Myoglobin may serve a variety of functions in muscular oxygen supply, such as O-2 storage, facilitated O-2 diffusion, and myoglobin-mediated oxidative phosphorylation. We studied the functional consequences of a myoglobin deficiency on cardiac function by producing myoglobin-knockout (myo(-/-)) mice. To genetically inactivate the myoglobin gene, exon 2 encoding the heme binding site was deleted in embryonic stem cells via homologous recombination. Myo(-/-) mice are viable, fertile, and without any obvious signs of functional limitations. Hemoglobin concentrations were significantly elevated in myo(-/-) mice. Cardiac function and energetics were analyzed in isolated perfused hearts under resting conditions and during beta-adrenergic stimulation with dobutamine. Myo(-/-) hearts showed no alteration in contractile parameters either under basal conditions or after maximal beta-adrenergic stimulation (200 nM dobutamine). Tissue levels of ATP, phosphocreatine (P-31-NMR), and myocardial O-2 consumption were not altered. However, coronary flow (6.4 +/- 1.3 ml min(-1) g(-1) [wild-type (WT)] vs. 8.5 +/- 2.4 ml min(-1) g(-1) [myo(-/-)]) and coronary reserve [17.1 +/- 2.1 (WT) vs. 20.8 +/- 1.1 (myo(-/-)) ml min(-1) g(-1)]were significantly elevated in myo-/- hearts.

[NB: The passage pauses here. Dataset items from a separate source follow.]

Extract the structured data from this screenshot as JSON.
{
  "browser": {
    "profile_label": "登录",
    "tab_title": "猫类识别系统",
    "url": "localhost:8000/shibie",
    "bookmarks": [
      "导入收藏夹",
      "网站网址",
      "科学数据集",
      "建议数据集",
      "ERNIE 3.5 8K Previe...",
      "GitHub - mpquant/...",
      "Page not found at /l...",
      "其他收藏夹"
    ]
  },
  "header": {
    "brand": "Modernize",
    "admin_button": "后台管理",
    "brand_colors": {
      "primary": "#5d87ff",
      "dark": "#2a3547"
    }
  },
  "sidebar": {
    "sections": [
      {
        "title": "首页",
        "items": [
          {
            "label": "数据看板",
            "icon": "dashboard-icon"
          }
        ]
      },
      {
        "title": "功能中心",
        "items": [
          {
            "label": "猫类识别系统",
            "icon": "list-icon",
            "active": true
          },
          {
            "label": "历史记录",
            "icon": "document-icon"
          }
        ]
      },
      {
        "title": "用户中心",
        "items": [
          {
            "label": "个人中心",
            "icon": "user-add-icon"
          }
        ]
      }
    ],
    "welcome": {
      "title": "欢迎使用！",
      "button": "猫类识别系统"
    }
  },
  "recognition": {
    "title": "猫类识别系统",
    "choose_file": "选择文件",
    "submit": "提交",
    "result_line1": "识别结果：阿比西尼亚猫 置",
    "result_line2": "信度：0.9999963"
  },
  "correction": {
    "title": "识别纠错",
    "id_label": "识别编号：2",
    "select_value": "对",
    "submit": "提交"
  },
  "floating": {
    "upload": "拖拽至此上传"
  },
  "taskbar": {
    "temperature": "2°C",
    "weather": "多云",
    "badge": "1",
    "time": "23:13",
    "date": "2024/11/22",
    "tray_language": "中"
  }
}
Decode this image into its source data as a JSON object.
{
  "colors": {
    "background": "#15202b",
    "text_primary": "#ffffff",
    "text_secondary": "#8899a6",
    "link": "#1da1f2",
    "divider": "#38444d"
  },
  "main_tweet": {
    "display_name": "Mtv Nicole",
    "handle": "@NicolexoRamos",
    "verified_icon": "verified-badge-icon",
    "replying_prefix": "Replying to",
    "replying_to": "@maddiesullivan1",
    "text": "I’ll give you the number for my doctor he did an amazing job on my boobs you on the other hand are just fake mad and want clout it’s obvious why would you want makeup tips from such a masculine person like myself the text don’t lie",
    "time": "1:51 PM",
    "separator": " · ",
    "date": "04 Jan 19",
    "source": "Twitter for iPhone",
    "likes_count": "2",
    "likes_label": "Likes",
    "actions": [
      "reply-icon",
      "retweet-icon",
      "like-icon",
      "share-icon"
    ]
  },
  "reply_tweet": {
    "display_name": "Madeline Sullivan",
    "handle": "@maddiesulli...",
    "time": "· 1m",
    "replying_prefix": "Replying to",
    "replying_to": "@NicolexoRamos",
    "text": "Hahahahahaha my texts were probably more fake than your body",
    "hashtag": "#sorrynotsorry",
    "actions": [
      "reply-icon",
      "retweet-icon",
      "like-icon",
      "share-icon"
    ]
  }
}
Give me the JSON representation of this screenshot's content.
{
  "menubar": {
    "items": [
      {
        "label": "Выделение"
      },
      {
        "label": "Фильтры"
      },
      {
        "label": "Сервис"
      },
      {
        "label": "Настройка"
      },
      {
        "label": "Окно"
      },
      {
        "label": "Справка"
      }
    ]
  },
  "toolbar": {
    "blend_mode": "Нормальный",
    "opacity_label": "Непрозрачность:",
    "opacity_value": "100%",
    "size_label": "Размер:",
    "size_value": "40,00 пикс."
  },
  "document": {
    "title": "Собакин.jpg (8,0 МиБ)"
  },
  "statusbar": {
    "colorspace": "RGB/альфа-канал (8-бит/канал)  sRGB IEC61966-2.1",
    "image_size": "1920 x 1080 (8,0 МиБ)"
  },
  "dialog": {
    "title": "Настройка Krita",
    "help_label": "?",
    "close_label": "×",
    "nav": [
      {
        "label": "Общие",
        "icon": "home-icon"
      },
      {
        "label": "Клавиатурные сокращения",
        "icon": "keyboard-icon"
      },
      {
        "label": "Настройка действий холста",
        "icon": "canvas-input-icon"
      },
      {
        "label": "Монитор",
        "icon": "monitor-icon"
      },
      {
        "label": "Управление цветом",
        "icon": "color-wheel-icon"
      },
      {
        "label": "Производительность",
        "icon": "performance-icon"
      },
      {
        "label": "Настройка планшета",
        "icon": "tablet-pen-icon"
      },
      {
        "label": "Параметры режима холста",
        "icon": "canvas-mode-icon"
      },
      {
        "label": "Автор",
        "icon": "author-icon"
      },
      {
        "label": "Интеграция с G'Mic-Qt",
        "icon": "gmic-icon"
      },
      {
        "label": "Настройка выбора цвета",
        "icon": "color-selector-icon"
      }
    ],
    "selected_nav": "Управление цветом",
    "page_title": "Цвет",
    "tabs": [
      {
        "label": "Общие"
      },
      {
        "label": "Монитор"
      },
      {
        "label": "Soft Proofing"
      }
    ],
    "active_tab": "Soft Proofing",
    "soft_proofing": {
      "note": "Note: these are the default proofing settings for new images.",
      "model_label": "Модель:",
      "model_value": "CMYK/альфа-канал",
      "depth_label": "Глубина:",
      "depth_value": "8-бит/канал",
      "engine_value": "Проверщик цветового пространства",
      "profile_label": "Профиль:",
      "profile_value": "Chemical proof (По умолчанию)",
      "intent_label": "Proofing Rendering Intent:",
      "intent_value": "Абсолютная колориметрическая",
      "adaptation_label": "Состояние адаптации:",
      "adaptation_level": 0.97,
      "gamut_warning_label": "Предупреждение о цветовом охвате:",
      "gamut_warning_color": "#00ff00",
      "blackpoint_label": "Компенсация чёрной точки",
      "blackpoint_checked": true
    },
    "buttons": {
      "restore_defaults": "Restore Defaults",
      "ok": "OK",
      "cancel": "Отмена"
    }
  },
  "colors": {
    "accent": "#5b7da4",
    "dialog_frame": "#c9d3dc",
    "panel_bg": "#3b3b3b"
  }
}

Histological examination revealed that capillary density also was increased in myo-/- hearts [3,111 +/- 400 mm(-2) (WT) vs. 4,140 +/- 140 mm(-2) (Myo(-/-))]. These data demonstrate that disruption of myoglobin results in the activation of multiple compensatory mechanisms that steepen the pO(2) gradient and reduce the diffusion path length for O-2 between capillary and the mitochondria; this suggests that myoglobin normally is important for the delivery of oxygen.